L’expert judiciaire a déposé son rapport le 6 novembre 2023.
Par ordonnance du 13 juin 2024, le juge de la mise en état du tribunal judiciaire de CHAMBÉRY a prononcé la clôture et a renvoyé l’affaire à l’audience de plaidoiries du 3 octobre 2024.
Le 19 juillet 2024, Monsieur [H] [C] est décédé à ENTRELACS (73410), laissant pour lui succéder ses deux enfants :
Madame [Y] [C] ;Monsieur [F] [C].
Par jugement du 5 décembre 2024, le tribunal judiciaire de CHAMBÉRY a notamment :
dit que les débats ont été ouverts le 3 octobre 2024, date de l’audience ;dit que le décès de Monsieur [H] [C], survenu le 19 juillet 2024, est intervenu avant l’ouverture des débats ;dit en conséquence que l’instance est interrompue, jusqu’à la mise en cause ou l’intervention volontaire des héritiers de Monsieur [H] [C], l’action étant transmissible ;prononcé la révocation de l’ordonnance de clôture et ordonné le renvoi de l’affaire à l’audience de mise en état du 13 mars 2025 pour la mise en cause ou l’intervention volontaire des héritiers de Monsieur [H] [C] ;réservé dans l’attente l’ensemble des demandes des parties.
Par conclusions notifiées par voie électronique le 2 mars 2025, Madame [Y] [C] et Monsieur [F] [C] sont intervenus volontairement à la présente instance.
Dans leurs dernières conclusions notifiées par voie électronique le 2 mars 2025, Madame [G] [K], Madame [Y] [C] et Monsieur [F] [C] demandent au tribunal de :
juger que la servitude de passage dont la parcelle n°556 qui leur appartient est débitrice sera aggravée par l’augmentation de la fréquence de passage que peuvent générer deux familles ; condamner les époux [A] à leur payer la somme de 7 200 euros au titre de l’aggravation de la servitude dont est débitrice la parcelle n°556 ; les condamner à leur payer la somme de 6 000 euros au titre des frais irrépétibles ;les condamner aux dépens, en ce compris les frais d’expertise, et avec distraction au profit de Maître Fabrice PAGANELLI ;rejeter l’ensemble des demandes des époux [A] ;juger qu’il n’y a pas lieu à écarter l’exécution provisoire de la décision à intervenir.
Au soutien de leurs prétentions, ils exposent que Madame [G] [K] est propriétaire de la parcelle cadastrée n°556 à hauteur de 20%, et que Madame [Y] [C] et Monsieur [F] [C] sont indivisément propriétaires à hauteur de 80%. Ils ajoutent que la question de l’existence de l’aggravation de la servitude de passage a déjà été tranchée, que l’expertise judiciaire ne visait qu’au chiffrage de cette aggravation, et que la maison des demandeurs est située au milieu de leur parcelle, mais qu’elle est malgré tout assez proche de l’assiette de la servitude. Ils font enfin valoir qu’ils ne sauraient être condamnés à payer une somme de 7 200 euros aux époux [A] au titre d’un préjudice en ce qu’ils n’ont commis aucune faute dans leur action en justice, que le tribunal a en effet reconnu l’existence d’une aggravation de la servitude de passage, que les époux [A] ont pu procéder à une première vente de leurs parcelles pendant l’instance, et qu’ils ne démontrent l’existence d’aucun préjudice ni n’expliquent le montant de 7 200 euros qu’ils réclament.

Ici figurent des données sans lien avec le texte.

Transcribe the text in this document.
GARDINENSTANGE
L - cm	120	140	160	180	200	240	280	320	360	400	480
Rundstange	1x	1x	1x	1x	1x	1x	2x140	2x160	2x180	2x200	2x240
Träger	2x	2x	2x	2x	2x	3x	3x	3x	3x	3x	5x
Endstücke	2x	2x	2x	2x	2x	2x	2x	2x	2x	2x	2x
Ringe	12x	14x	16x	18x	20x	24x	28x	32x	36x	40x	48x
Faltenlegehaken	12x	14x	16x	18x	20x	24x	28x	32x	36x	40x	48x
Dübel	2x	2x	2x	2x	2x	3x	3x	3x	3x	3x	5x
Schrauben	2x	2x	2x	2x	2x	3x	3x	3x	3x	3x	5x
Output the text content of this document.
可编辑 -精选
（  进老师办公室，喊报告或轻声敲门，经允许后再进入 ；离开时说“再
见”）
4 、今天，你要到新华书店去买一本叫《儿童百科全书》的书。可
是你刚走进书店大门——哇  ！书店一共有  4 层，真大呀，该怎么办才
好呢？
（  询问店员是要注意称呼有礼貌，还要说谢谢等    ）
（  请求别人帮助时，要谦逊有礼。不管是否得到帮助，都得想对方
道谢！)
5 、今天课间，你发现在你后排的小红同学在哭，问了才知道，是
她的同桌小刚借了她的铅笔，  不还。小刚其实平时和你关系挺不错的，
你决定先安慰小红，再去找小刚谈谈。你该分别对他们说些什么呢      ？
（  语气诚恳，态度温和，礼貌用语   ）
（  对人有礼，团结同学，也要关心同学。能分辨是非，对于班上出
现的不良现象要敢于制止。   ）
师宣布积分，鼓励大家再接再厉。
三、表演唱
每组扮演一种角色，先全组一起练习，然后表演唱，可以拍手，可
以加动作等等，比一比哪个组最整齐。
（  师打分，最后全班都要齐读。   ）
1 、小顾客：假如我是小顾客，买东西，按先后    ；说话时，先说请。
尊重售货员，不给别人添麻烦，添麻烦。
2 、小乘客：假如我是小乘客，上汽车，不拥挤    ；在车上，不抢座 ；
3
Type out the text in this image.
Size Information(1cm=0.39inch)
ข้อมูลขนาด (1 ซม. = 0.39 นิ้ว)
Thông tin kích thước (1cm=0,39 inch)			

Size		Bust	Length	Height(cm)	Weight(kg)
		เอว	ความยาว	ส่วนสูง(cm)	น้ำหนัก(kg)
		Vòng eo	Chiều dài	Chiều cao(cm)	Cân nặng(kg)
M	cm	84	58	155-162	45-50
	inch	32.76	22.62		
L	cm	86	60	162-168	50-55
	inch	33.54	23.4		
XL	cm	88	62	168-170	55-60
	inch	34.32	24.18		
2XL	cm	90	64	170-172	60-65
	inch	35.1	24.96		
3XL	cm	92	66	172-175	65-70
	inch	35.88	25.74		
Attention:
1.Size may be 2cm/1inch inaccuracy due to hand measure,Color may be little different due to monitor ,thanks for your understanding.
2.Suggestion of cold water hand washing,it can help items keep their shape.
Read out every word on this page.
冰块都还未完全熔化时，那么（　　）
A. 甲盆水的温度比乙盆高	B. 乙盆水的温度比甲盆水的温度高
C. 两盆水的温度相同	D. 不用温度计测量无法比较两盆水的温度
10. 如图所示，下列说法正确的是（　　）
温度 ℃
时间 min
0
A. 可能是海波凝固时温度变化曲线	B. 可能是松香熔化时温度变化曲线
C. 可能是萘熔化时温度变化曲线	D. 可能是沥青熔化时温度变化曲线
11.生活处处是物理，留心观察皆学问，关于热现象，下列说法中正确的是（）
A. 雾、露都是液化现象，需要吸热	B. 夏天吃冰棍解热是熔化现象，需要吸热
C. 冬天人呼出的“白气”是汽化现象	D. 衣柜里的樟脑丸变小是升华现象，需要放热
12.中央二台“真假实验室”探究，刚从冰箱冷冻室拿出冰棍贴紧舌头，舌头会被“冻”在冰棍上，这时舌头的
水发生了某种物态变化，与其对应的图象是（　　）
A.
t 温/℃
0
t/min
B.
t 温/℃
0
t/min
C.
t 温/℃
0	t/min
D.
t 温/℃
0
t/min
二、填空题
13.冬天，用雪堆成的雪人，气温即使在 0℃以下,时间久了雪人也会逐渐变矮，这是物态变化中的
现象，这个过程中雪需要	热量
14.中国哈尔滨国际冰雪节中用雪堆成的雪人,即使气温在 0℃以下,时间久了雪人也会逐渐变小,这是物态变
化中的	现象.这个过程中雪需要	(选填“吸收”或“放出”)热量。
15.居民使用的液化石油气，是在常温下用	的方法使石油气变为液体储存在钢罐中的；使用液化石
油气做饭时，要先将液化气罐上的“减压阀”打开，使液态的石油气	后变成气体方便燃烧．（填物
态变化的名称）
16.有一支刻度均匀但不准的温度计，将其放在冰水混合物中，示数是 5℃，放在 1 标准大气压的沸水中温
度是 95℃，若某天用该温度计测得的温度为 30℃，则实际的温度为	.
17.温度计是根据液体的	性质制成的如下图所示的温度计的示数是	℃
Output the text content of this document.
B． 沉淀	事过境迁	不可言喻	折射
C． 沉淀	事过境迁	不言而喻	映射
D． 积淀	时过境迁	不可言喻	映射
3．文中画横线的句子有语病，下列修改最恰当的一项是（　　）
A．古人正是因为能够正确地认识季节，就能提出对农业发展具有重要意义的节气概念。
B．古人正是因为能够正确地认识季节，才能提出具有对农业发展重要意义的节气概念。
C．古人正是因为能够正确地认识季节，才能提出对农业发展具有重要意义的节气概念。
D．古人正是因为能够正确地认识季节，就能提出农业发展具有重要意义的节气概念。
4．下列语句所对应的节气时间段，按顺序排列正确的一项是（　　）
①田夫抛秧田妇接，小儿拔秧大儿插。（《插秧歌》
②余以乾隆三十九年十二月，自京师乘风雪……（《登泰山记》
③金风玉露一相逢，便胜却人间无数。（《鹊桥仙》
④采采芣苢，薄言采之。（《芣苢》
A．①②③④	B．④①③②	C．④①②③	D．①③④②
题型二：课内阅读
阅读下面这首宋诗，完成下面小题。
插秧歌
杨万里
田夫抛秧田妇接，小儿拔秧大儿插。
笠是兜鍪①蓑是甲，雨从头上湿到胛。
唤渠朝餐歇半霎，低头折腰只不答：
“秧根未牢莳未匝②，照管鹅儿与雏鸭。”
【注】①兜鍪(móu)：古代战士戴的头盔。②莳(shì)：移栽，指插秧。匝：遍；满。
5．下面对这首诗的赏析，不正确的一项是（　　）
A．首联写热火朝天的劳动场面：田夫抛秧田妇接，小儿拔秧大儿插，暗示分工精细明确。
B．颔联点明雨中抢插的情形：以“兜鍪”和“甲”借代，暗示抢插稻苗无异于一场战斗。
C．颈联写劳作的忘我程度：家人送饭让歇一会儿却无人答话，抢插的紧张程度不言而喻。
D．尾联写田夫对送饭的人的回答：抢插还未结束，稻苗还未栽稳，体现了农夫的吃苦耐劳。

Dans leurs dernières conclusions notifiées par voie électronique le 11 mars 2025, les époux [A] demandent au tribunal de :
statuer ce que de droit s’agissant du quantum de la somme destinée à l’indemnisation de Madame [G] [K], de Madame [Y] [C] et de Monsieur [F] [C] de l’aggravation de la servitude de passage grevant la parcelle cadastrée section B n°556 ;condamner in solidum Madame [G] [K], Madame [Y] [C] et Monsieur [F] [C] à leur verser indivisément la somme de 7 200 euros à titre de dommages et intérêts en réparation de leur préjudice moral ;ordonner la compensation entre les deux sommes ;débouter Madame [G] [K], Madame [Y] [C] et Monsieur [F] [C] de la totalité de leurs demandes ;les condamner solidairement aux dépens, en ce compris ceux afférents à la procédure d’expertise judiciaire ;les condamner solidairement à leur verser la somme de 7 400 euros au titre des frais irrépétibles.
A l’appui de leurs demandes, ils expliquent que plusieurs propriétaires des parcelles alentours utilisent déjà la servitude de passage, que l’expert judiciaire a relevé que l’aggravation de la servitude était liée au fait que la maison des demandeurs se situe près de l’assiette de la servitude, et que les époux [A] n’ont pas à supporter les conséquences de l’implantation de la maison de Monsieur [H] [C] et de Madame [G] [K]. Ils ajoutent s’en rapporter à Justice s’agissant du montant retenu en indemnisation de l’aggravation de la servitude. Ils précisent que ce montant devra être compensé avec les dommages et intérêts qui leur seront alloués en réparation de leur préjudice moral, lié au caractère abusif de la procédure initiée par les demandeurs, qui ont succombé pour l’essentiel et qui ont bloqué la vente de l’une des parcelles dont les époux [A] sont propriétaires. Ils soulignent que les demandeurs devront supporter tous les dépens de l’instance en ce qu’ils ont été à son initiative, qu’ils ont ensuite contesté un permis d’aménager délivré au profit des époux [A], et qu’ils ont été déboutés de la quasi-intégralité de leurs demandes.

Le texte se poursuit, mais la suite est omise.